I have been running a DirectFB based program almost direct from init, this is what I've done:
I have a small program I call Boot which does some system setup stuff such as mounting drives, setting up TCP networking etc. This then forks to run two separate apps, one is my DirectFB app and the other is a background app to handle network stuff.
It all works fine. I have simply put my Boot executable in /bin and created a symlink
ln -s /bin/sh /bin/Boot
Because if the kernel cannot find init, it will try to run /bin/sh - so I have deleted /sbin/init and my program comes up instead. No shell required.

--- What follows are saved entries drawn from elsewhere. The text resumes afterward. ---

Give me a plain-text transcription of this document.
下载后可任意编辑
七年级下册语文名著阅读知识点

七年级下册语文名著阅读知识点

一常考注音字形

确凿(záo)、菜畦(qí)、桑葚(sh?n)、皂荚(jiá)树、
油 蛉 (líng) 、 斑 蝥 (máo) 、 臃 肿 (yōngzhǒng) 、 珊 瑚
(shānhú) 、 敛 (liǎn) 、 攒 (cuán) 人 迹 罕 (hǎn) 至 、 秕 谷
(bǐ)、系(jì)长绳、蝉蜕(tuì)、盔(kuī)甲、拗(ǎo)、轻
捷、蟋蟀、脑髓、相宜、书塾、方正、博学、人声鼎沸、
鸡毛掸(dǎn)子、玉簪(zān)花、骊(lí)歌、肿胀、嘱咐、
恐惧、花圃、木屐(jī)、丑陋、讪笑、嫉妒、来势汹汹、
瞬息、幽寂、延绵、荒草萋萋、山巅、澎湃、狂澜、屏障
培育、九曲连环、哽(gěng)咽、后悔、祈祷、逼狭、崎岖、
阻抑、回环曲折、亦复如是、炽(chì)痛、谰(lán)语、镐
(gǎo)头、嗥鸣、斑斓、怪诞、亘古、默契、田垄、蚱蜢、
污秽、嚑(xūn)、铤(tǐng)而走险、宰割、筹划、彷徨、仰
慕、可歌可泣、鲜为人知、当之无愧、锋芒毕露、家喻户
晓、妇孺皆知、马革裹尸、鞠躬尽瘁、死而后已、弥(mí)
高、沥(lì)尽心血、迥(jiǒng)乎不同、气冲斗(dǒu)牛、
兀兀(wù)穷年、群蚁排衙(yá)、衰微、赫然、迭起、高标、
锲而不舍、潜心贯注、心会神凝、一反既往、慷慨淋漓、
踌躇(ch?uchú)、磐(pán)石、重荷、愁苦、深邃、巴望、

The only issues I found while doing this is that by default, the root filesystem comes up as read-only, you need to remount it read-write unless you don't intend to write to the disk.
Also, if you want to use the /proc filesystem (which I do), you'll need to mount that too.
Denis Oliver Kropp wrote:
Quoting Henric Andersson ([EMAIL PROTECTED]):
>Quoting Henric Andersson ([EMAIL PROTECTED]): >> Has anyone executed a DirectFB program from init? That is, via the >> kerneloption init= ?
>> The reason I'm asking is that I'm trying to, and for some odd reason it just >> won't work. I get a blank screen and nothing more. When I run the same app >> from /bin/sh (actually busybox) which in turn is running as a init >> replacement, everything is working.
>> I just thought I would ask before I spend the next week on a problem that >> already was solved ;)
>> Any tips, hints and advice when running as process 1 is also welcomed (but >> then I guess the reply should be private since it's a bit off-topic)
> Once I tried that I came to the conclusion that the init process > cannot create threads. It blocks in pthread_create() IIRC.
Hmm... odd, since init is the one process which spawns everything else (or am I wrong) .. Also, before I initialize and use DirectFB, I call system() to do some things, and if I remember correctly, system() does fork() to perform it duties.
Maybe it's pthreads that is at fault here?
fork() calls clone() with different arguments than pthread_create() does, maybe it's forbidden or a kernel bug.